Западная культура существует как пространство отца, монотеистическое единство которого поддерживается радикальным различием полов. Без этой пропасти между полами, писала Кристева, «без этой локализации полиморфического, оргазмического тела, желающего и смеющегося, в другом поле, было бы невозможно, в символическом пространстве, изолировать принцип Закона — Одного, Возвышающего, Трансцендентного гаранта идеальных интересов сообщества». Женщина является другой - полом, выражающим полиморфизм, страстное желание и чувственность, поэтому ее стремление попасть в символический порядок осуществимо только через отказ от тела матери. Поддержание связей с ним в патриархальном обществе означало бы маргинализацию, потому что вхождение в сферу Символического здесь может быть достигнуто только через отождествление с отцом посредством усвоения его порядка и речи. «Как женщина, я не имею своей страны», — писала Вирджиния Вулф. В том же духе Урсула ле Гуин отмечала, что «на картах, составленных мужчинами, существуют огромные белые пятна, terra incognita, где и живет большинство женщин».

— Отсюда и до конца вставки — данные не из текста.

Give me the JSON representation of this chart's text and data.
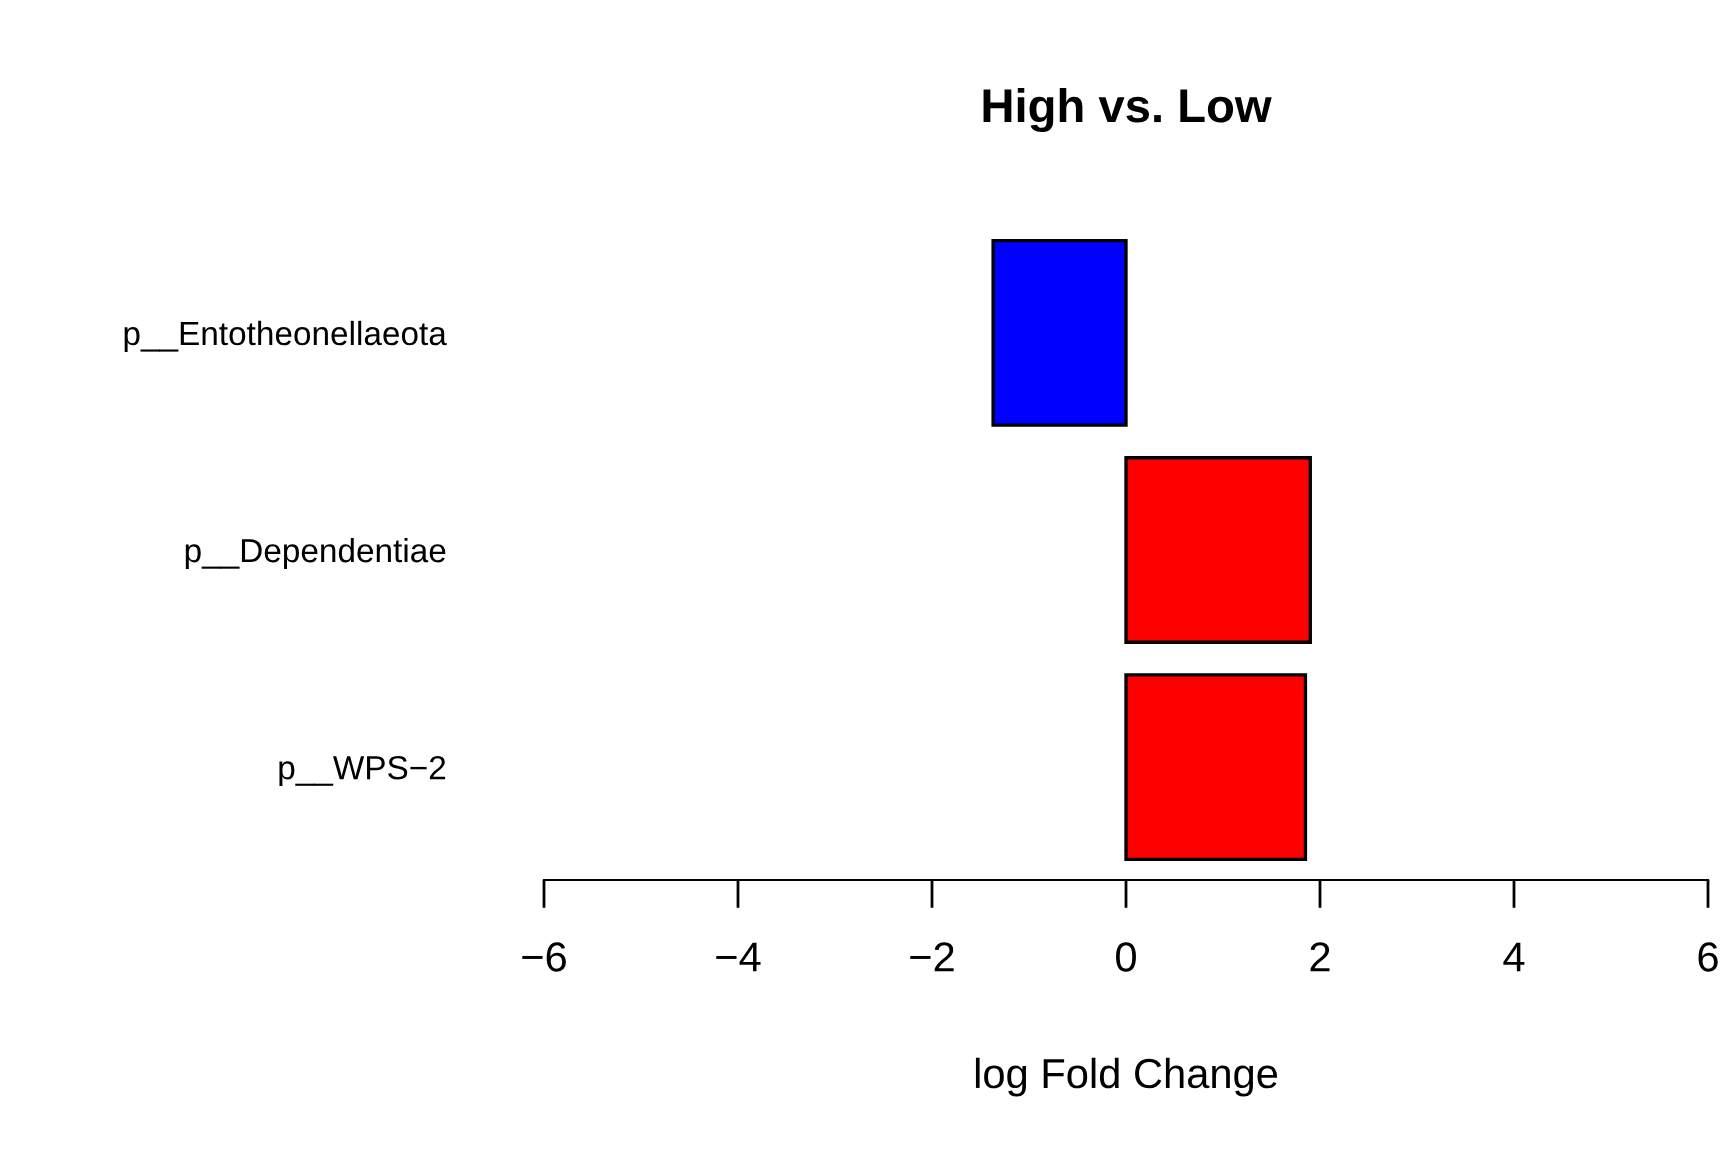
{
  "chart_data": {
    "type": "bar",
    "orientation": "horizontal",
    "title": "High vs. Low",
    "xlabel": "log Fold Change",
    "categories": [
      "p__Entotheonellaeota",
      "p__Dependentiae",
      "p__WPS−2"
    ],
    "values": [
      -1.37,
      1.9,
      1.85
    ],
    "colors": [
      "#0000ff",
      "#ff0000",
      "#ff0000"
    ],
    "xlim": [
      -6,
      6
    ],
    "xticks": [
      -6,
      -4,
      -2,
      0,
      2,
      4,
      6
    ],
    "grid": false,
    "legend": false
  }
}
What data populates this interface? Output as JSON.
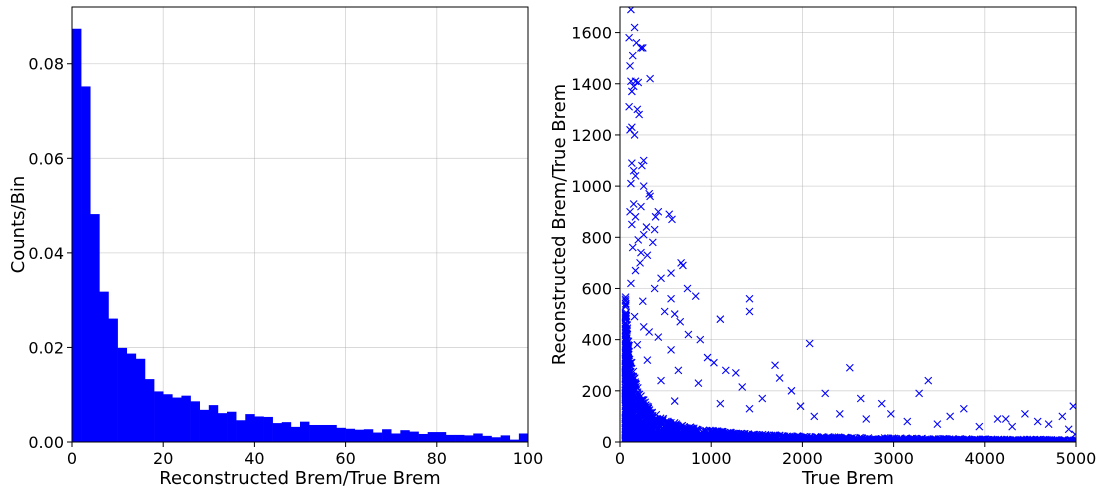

Непознаваемый континент - особенно часто употребляемая метафора женского. Экзистенциональный опыт женщины противится бинарности, разрушает границы в бинарных оппозициях «я другой», «субъект объект», «внешнее внутреннее». Ее тело символизирует непрочность дихотомии «жесткий гибкий». Поэтому для логоцентрического сознания оно кажется непознаваемым, подозрительным и отождествляется с угрозой. «Как стало возможным, что на Западе, в наше время, женское тело было сконструировано не просто как нехватка или отсутствие, но на более сложном уровне как просачивающаяся, неконтролируемая, растекающаяся жидкая субстанция, которой не хватает не столько или не просто фаллоса, но, скорее, средства самоудержания - это не просто треснувшая или прохудившаяся кастрюля, подобно давшему течь кораблю, но бесформенность, которая заполняет любую форму, нарушение, угрожающее порядку?» - спрашивает Элизабет Гросс и тут же отвечает, подчеркивая, что «метафорика неконтролируемости, амбивалентности между неудержимым, фатальным влечением и сильным отвращением, с потаенным страхом поглощения, ассоциация феминности с вирусом и беспорядком, неопределенность границ женского тела (особенно, но не только, в связи с началом созревания и в случае беременности), способность к циничному совращению и обольщению вполне могут быть функцией защиты телесности извне; это текучие состояния, которые мужчинам хотелось бы исключить из их саморепрезентации». Ссылаясь на Люс Иригарэ, Гросс отмечает, что «эта боязнь текучего, вязкого, полузрелого или неопределенного связана с культурной нерепрезентируемостью флюидов в рамках господствующих философских моделей онтологии, их имплицитной связью с феминным, материнским, телесным и всеми другими элементами, лишенными привилегии самотождественного, единого, устойчивого».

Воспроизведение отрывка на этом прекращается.